Enfin, ils osent dire que le vrai problème, ce sont les HLM et la finance mondialisée. Très bien. Alors pourquoi ne débattrons-nous pas de ça ? Pourquoi choisir ce sujet-là si le fond du problème est ailleurs ? Parce que parler d’immigration, c’est plus facile. C’est plus spectaculaire. C’est plus électoral. Mais ce n’est pas honnête. On ne résout pas la crise du logement en détournant le regard vers les étrangers. On la résout en construisant des logements, en encadrant les loyers, en luttant contre la spéculation.

Donc non, l’immigration n’est pas une solution magique. C’est un facteur parmi d’autres. Et lorsqu’il dépasse la capacité d’absorption d’un pays, il devient un risque. Pour nos services publics. Pour notre cohésion. Pour notre pacte social.

Nous ne voulons pas fermer les portes. Nous voulons contrôler le flux. Parce que protéger les conditions de vie locales, ce n’est pas être xénophobe. C’est être réaliste. Et parfois, la plus grande forme de solidarité, c’est de dire : « Pas maintenant. Pas comme ça. »


Réfutation de l'équipe négative

Mes chers amis,

L’équipe adverse vient de nous offrir un spectacle fascinant. Un mélange subtil de catastrophisme doublé d’un romantisme aveugle. Des urgences hospitalières saturées ? Des écoles sans livres ? Des quartiers en tension ? Selon eux, ce n’est pas un problème d’immigration. C’est juste… un manque de budget. Comme si les ressources poussaient dans les arbres !

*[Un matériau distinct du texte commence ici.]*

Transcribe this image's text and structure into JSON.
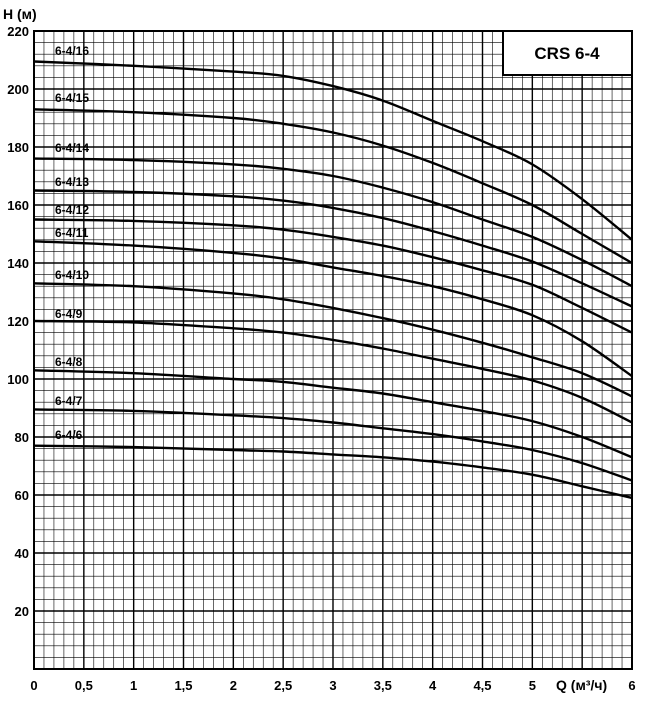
{
  "chart_data": {
    "type": "line",
    "title": "CRS 6-4",
    "xlabel": "Q (м³/ч)",
    "ylabel": "H (м)",
    "xlim": [
      0,
      6
    ],
    "ylim": [
      0,
      220
    ],
    "x_ticks": [
      "0",
      "0,5",
      "1",
      "1,5",
      "2",
      "2,5",
      "3",
      "3,5",
      "4",
      "4,5",
      "5",
      "6"
    ],
    "y_ticks": [
      "20",
      "40",
      "60",
      "80",
      "100",
      "120",
      "140",
      "160",
      "180",
      "200",
      "220"
    ],
    "grid": true,
    "series": [
      {
        "name": "6-4/16",
        "x": [
          0,
          1,
          2,
          2.5,
          3,
          3.5,
          4,
          4.5,
          5,
          5.5,
          6
        ],
        "y": [
          209.5,
          208,
          206,
          204.5,
          201,
          196,
          189,
          182,
          174,
          162,
          148
        ]
      },
      {
        "name": "6-4/15",
        "x": [
          0,
          1,
          2,
          2.5,
          3,
          3.5,
          4,
          4.5,
          5,
          5.5,
          6
        ],
        "y": [
          193,
          192,
          190,
          188,
          185,
          180.5,
          174.5,
          167.5,
          160,
          150,
          140
        ]
      },
      {
        "name": "6-4/14",
        "x": [
          0,
          1,
          2,
          2.5,
          3,
          3.5,
          4,
          4.5,
          5,
          5.5,
          6
        ],
        "y": [
          176,
          175.5,
          174,
          172.5,
          170,
          166,
          161,
          155,
          149,
          141,
          132
        ]
      },
      {
        "name": "6-4/13",
        "x": [
          0,
          1,
          2,
          2.5,
          3,
          3.5,
          4,
          4.5,
          5,
          5.5,
          6
        ],
        "y": [
          165,
          164.5,
          163,
          161.5,
          159,
          155.5,
          151,
          146,
          140.5,
          133,
          125
        ]
      },
      {
        "name": "6-4/12",
        "x": [
          0,
          1,
          2,
          2.5,
          3,
          3.5,
          4,
          4.5,
          5,
          5.5,
          6
        ],
        "y": [
          155,
          154.5,
          153,
          151.5,
          149,
          146,
          142,
          137.5,
          132.5,
          124.5,
          116
        ]
      },
      {
        "name": "6-4/11",
        "x": [
          0,
          1,
          2,
          2.5,
          3,
          3.5,
          4,
          4.5,
          5,
          5.5,
          6
        ],
        "y": [
          147.5,
          146,
          143.5,
          141.5,
          138.5,
          135.5,
          132,
          127.5,
          122,
          113,
          101
        ]
      },
      {
        "name": "6-4/10",
        "x": [
          0,
          1,
          2,
          2.5,
          3,
          3.5,
          4,
          4.5,
          5,
          5.5,
          6
        ],
        "y": [
          133,
          132,
          129.5,
          127.5,
          124.5,
          121,
          117,
          112.5,
          107.5,
          102,
          94
        ]
      },
      {
        "name": "6-4/9",
        "x": [
          0,
          1,
          2,
          2.5,
          3,
          3.5,
          4,
          4.5,
          5,
          5.5,
          6
        ],
        "y": [
          120,
          119.5,
          117.5,
          116,
          113.5,
          110.5,
          107,
          103.5,
          99.5,
          93.5,
          85
        ]
      },
      {
        "name": "6-4/8",
        "x": [
          0,
          1,
          2,
          2.5,
          3,
          3.5,
          4,
          4.5,
          5,
          5.5,
          6
        ],
        "y": [
          103,
          102,
          100,
          99,
          97,
          95,
          92,
          89,
          85.5,
          80,
          73
        ]
      },
      {
        "name": "6-4/7",
        "x": [
          0,
          1,
          2,
          2.5,
          3,
          3.5,
          4,
          4.5,
          5,
          5.5,
          6
        ],
        "y": [
          89.5,
          89,
          87.5,
          86.5,
          85,
          83,
          81,
          78.5,
          75.5,
          71,
          65
        ]
      },
      {
        "name": "6-4/6",
        "x": [
          0,
          1,
          2,
          2.5,
          3,
          3.5,
          4,
          4.5,
          5,
          5.5,
          6
        ],
        "y": [
          77,
          76.5,
          75.5,
          75,
          74,
          73,
          71.5,
          69.5,
          67,
          63,
          59
        ]
      }
    ]
  }
}
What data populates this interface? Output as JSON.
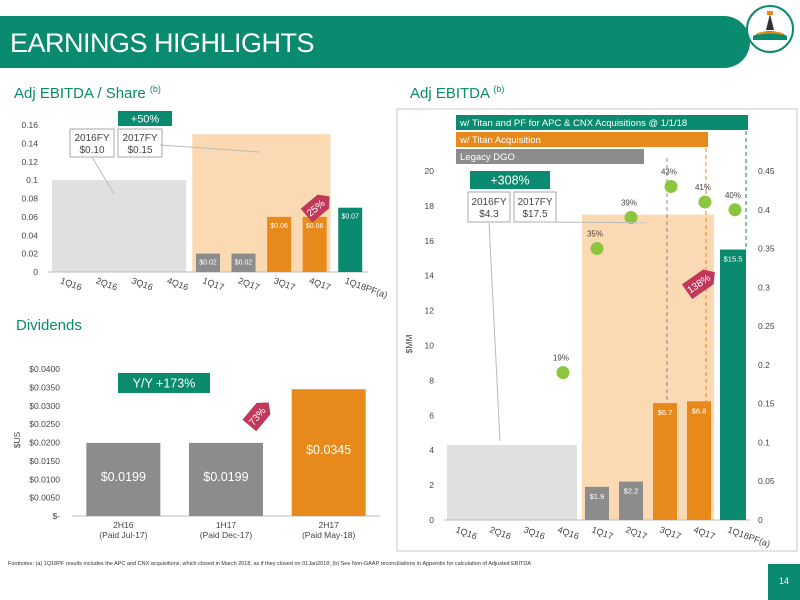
{
  "header": {
    "title": "EARNINGS HIGHLIGHTS"
  },
  "sections": {
    "eps_title": "Adj EBITDA / Share",
    "eps_sup": "(b)",
    "ebitda_title": "Adj EBITDA",
    "ebitda_sup": "(b)",
    "div_title": "Dividends"
  },
  "colors": {
    "brand": "#0a8a6e",
    "gray": "#e0e0e0",
    "gray_dark": "#8c8c8c",
    "orange": "#e8891c",
    "orange_light": "#fad9b3",
    "green_dot": "#8cc63f"
  },
  "footnote": "Footnotes: (a) 1Q18PF results includes the APC and CNX acquisitions, which closed in March 2018, as if they closed on 01Jan2018; (b) See Non-GAAP reconciliations in Appendix for calculation of Adjusted EBITDA",
  "page_number": "14",
  "chart_data": [
    {
      "type": "bar",
      "title": "Adj EBITDA / Share",
      "categories": [
        "1Q16",
        "2Q16",
        "3Q16",
        "4Q16",
        "1Q17",
        "2Q17",
        "3Q17",
        "4Q17",
        "1Q18PF(a)"
      ],
      "values": [
        null,
        null,
        null,
        null,
        0.02,
        0.02,
        0.06,
        0.06,
        0.07
      ],
      "data_labels": [
        "",
        "",
        "",
        "",
        "$0.02",
        "$0.02",
        "$0.06",
        "$0.06",
        "$0.07"
      ],
      "ylim": [
        0,
        0.16
      ],
      "yticks": [
        "0",
        "0.02",
        "0.04",
        "0.06",
        "0.08",
        "0.1",
        "0.12",
        "0.14",
        "0.16"
      ],
      "fy": [
        {
          "label": "2016FY",
          "value": "$0.10"
        },
        {
          "label": "2017FY",
          "value": "$0.15"
        }
      ],
      "callout": "+50%",
      "arrow_label": "25%"
    },
    {
      "type": "bar",
      "title": "Dividends",
      "categories": [
        "2H16",
        "1H17",
        "2H17"
      ],
      "subcategories": [
        "(Paid Jul-17)",
        "(Paid Dec-17)",
        "(Paid May-18)"
      ],
      "values": [
        0.0199,
        0.0199,
        0.0345
      ],
      "data_labels": [
        "$0.0199",
        "$0.0199",
        "$0.0345"
      ],
      "ylim": [
        0,
        0.04
      ],
      "yticks": [
        "$-",
        "$0.0050",
        "$0.0100",
        "$0.0150",
        "$0.0200",
        "$0.0250",
        "$0.0300",
        "$0.0350",
        "$0.0400"
      ],
      "ylabel": "$US",
      "callout": "Y/Y +173%",
      "arrow_label": "73%"
    },
    {
      "type": "bar",
      "title": "Adj EBITDA",
      "categories": [
        "1Q16",
        "2Q16",
        "3Q16",
        "4Q16",
        "1Q17",
        "2Q17",
        "3Q17",
        "4Q17",
        "1Q18PF(a)"
      ],
      "values": [
        null,
        null,
        null,
        null,
        1.9,
        2.2,
        6.7,
        6.8,
        15.5
      ],
      "data_labels": [
        "",
        "",
        "",
        "",
        "$1.9",
        "$2.2",
        "$6.7",
        "$6.8",
        "$15.5"
      ],
      "margins": [
        null,
        null,
        null,
        null,
        0.35,
        0.39,
        0.43,
        0.41,
        0.4
      ],
      "margin_labels": [
        "",
        "",
        "",
        "19%",
        "35%",
        "39%",
        "43%",
        "41%",
        "40%"
      ],
      "margin_4q16": 0.19,
      "ylim": [
        0,
        20
      ],
      "yticks": [
        "0",
        "2",
        "4",
        "6",
        "8",
        "10",
        "12",
        "14",
        "16",
        "18",
        "20"
      ],
      "y2lim": [
        0,
        0.45
      ],
      "y2ticks": [
        "0",
        "0.05",
        "0.1",
        "0.15",
        "0.2",
        "0.25",
        "0.3",
        "0.35",
        "0.4",
        "0.45"
      ],
      "ylabel": "$MM",
      "fy": [
        {
          "label": "2016FY",
          "value": "$4.3"
        },
        {
          "label": "2017FY",
          "value": "$17.5"
        }
      ],
      "callout": "+308%",
      "arrow_label": "138%",
      "legend": [
        "w/ Titan and PF for APC & CNX Acquisitions @ 1/1/18",
        "w/ Titan Acquisition",
        "Legacy DGO"
      ]
    }
  ]
}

Premier point : ils affirment que les infrastructures sont sous pression à cause de la mauvaise gestion publique, pas de l’immigration. Très bien. Alors expliquez-moi pourquoi, à Calais, les listes d’attente pour les places en foyer passent de 6 mois à 2 ans depuis 2020 ? Parce que la mairie a soudainement oublié comment gérer ? Non. Parce que le nombre de nouveaux arrivants a triplé. On peut multiplier les budgets, mais si la demande croît plus vite que l’offre, aucun argent ne suffira. Ce n’est pas de la gestion. C’est de la physique sociale.

Deuxièmement, ils parlent de l’intégration compromise par une immigration massive. Et ils ont raison ! Sauf qu’au lieu d’en tirer la bonne conclusion — à savoir qu’il faut ralentir le rythme pour mieux intégrer — ils disent : « Allons-y encore plus vite ! » C’est comme dire qu’un ascenseur surchargé est un problème de maintenance, donc ajoutons trois personnes de plus pour tester la résistance. Non. Quand le système est saturé, la réponse intelligente, ce n’est pas d’accélérer. C’est de faire une pause.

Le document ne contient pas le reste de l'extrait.